Sunday, November 21, 2010

Remembering

I have the privilege of preaching next weekend as we kick off the Advent season. We are starting off talking about hope and the gift of fulfilled promises. As I have been contemplating the message and what God wants me to communicate, I have been reminded of the necessity to remember where we have been in the past to see hope for the future.

As I have been reading and researching, I came across Elie Wiesel's lecture that he gave in 1986 when he received the Nobel Peace Prize. Having survived the Nazi concentration camps, Wiesel had quite a story. It was difficult, he said, to conceive of Auschwitz with God and equally difficult to conceive of it without God. He said that they could have forgotten the past, but that was not an option. He said:


Remembering is a noble and necessary act. The call of memory, the call to memory, reaches us from the very dawn of history. No commandment figures so frequently, so insistently, in the Bible. It is incumbent upon us to remember the good we have received, and the evil we have suffered. New Year's Day, Rosh Hashana, is also called Yom Hazikaron, the day of memory. On that day, the day of universal judgment, man appeals to God to remember: our salvation depends on it. If God wishes to remember our suffering, all will be well; if He refuses, all will be lost. Thus, the rejection of memory becomes a divine curse, one that would doom us to repeat past disasters, past wars.

Now, I have not had near the experience that Wiesel did.

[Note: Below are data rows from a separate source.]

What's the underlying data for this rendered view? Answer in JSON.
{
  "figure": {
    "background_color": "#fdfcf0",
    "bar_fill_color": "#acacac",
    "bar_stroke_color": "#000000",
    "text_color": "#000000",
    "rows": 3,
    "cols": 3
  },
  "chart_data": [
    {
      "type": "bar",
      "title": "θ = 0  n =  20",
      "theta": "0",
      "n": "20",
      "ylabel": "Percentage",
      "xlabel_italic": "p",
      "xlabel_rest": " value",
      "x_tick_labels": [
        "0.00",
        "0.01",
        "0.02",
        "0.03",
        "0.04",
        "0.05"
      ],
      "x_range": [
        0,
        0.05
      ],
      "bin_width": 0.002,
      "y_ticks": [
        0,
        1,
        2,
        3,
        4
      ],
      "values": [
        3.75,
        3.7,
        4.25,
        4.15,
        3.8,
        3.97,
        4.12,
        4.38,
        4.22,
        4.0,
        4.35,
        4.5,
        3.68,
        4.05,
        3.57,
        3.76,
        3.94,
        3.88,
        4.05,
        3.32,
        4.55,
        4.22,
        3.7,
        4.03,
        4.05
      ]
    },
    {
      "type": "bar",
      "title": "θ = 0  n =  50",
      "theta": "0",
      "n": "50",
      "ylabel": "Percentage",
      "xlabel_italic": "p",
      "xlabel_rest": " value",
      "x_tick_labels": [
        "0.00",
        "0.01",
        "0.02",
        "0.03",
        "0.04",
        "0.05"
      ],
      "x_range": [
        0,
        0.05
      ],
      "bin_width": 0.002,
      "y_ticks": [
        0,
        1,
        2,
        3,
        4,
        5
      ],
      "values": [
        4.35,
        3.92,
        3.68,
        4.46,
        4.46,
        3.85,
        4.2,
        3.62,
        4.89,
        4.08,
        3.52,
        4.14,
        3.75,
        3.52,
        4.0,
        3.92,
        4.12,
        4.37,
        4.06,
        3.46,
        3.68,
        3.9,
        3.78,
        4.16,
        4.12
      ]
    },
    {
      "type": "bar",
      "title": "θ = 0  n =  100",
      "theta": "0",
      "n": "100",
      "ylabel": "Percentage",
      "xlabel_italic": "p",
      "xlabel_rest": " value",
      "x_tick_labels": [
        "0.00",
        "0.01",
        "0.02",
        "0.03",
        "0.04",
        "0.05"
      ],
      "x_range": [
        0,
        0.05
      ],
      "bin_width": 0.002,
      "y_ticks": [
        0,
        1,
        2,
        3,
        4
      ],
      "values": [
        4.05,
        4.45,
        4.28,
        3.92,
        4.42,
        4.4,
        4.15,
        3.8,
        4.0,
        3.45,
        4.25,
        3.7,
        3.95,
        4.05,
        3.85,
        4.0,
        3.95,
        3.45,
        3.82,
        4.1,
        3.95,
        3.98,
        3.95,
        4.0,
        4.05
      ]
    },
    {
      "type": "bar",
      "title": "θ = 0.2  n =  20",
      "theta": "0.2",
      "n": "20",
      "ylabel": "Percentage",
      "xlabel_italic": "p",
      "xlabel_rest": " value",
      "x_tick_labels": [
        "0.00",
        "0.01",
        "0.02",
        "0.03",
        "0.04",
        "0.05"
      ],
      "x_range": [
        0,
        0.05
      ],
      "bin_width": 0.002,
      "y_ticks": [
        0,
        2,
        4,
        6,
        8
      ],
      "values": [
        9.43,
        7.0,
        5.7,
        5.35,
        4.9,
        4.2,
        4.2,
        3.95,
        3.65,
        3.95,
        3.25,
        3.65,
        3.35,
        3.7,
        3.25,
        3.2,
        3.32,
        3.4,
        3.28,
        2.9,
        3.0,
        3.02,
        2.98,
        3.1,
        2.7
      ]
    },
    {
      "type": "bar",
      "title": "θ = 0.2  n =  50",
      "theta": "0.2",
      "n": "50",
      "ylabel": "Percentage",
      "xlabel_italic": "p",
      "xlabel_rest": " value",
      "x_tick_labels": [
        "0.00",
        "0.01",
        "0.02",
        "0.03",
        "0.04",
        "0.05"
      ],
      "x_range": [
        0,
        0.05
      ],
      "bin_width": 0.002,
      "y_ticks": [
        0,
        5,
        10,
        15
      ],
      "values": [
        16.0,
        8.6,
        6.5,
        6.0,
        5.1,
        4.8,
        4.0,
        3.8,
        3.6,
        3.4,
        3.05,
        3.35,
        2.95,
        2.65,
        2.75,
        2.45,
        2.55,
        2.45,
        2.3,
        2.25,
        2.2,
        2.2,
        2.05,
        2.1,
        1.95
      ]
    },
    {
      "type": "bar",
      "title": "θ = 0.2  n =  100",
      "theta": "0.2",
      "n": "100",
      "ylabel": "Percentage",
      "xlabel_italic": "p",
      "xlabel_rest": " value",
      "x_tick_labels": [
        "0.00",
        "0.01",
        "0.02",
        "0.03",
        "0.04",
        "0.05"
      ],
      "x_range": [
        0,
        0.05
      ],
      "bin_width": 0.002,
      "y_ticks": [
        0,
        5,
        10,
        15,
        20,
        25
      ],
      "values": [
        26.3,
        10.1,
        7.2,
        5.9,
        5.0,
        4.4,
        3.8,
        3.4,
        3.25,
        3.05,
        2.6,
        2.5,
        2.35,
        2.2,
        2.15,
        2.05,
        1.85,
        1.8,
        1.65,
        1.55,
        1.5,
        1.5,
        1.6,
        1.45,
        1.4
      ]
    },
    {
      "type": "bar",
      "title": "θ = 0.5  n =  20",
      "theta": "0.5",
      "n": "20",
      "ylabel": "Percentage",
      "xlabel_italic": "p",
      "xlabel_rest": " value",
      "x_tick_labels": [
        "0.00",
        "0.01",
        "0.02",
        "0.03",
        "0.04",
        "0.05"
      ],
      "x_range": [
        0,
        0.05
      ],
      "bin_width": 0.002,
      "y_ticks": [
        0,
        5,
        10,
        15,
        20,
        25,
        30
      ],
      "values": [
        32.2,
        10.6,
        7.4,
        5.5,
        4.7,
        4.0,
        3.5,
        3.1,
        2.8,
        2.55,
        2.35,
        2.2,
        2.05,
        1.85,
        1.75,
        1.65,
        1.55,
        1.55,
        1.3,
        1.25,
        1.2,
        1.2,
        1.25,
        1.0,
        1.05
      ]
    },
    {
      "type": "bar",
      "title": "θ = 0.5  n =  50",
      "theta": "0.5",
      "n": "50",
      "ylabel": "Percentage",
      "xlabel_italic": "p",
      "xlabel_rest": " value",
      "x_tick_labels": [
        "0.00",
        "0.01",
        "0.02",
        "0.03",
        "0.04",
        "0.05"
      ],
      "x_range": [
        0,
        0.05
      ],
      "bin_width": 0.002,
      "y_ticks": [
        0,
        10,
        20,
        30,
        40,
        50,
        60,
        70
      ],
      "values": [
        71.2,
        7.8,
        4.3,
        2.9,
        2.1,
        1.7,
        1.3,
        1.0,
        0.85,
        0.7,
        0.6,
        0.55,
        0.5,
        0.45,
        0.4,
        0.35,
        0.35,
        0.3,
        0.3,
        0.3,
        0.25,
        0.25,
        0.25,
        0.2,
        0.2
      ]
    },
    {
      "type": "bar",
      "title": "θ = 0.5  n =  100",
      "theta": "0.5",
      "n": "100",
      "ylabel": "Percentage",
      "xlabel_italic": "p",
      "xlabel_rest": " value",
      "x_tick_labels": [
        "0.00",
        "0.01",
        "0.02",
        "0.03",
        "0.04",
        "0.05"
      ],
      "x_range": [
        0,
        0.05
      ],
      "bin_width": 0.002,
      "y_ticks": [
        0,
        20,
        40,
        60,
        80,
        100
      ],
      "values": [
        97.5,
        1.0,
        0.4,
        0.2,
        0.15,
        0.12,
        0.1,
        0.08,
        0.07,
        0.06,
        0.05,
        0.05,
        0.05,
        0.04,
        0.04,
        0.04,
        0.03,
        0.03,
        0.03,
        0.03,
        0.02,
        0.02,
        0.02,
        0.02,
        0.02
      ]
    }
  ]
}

I cannot even imagine the horrors that he and so many others experienced at the hands of merciless human beings. I am grateful though for the insight that he has, for having gone through what he did and sharing it with others. My difficulties seem so small in comparison, yet my difficulties have shaped me to be who I am.


I was remembering back to when my oldest son was just born. His bilirubin numbers were low and he looked a little jaundiced, so we had to get a bilirubin light for him to "cook" under. He remained under the light for a good portion of the day. As new parents, we were unable to pick up and hold our new son, except to change him or feed him. As my wife and I stood there with our days-old infant and our days-old experience of parenting, we held each other and cried. Everything was new to us and this seemed far from normal. How could we get through this?

Of course, hundreds of thousands of parents had experienced situations with their newborns that were far worse than ours were, but we had not had those experiences. Although we knew that there were many who had experiences that were far more severe and extreme than our own, in the midst of experience, it's hard to get that kind of perspective. All that we knew was what we were experiencing at that moment. We held on to each other, to our faith, and finally, to the assurances of people who had walked this road before us, that everything was going to be fine.

I wonder what we would have done had we not had the luxury of people who had walked the same path who were willing to share in our journey. Part of our maneuvering through these "rough" waters was through the remembering of friends and family who had stood where we stood. We learned the importance of community and sharing life together, but we also learned the importance of listening to the experience of others. We also counted ourselves fortunate and blessed for the fairly minor issue that our newborn was experiencing, much more minor than what some of our friends and family had experienced with their own little ones.

As we look into this Advent season, the season of waiting and expecting the coming Messiah, are we remembering what God has done in the past? Do we see his provision and faithfulness? Do we realize, in the midst of dark days, that others have negotiated these waters before us and survived? God's word through the prophets to the exiles was of hope, of a future, of redemption. May we never forget that God has made a way for our redemption, are we willing to receive it? We have a hope, we have a future, if we rest in the One who has provided us with the means to redemption, for us and the world.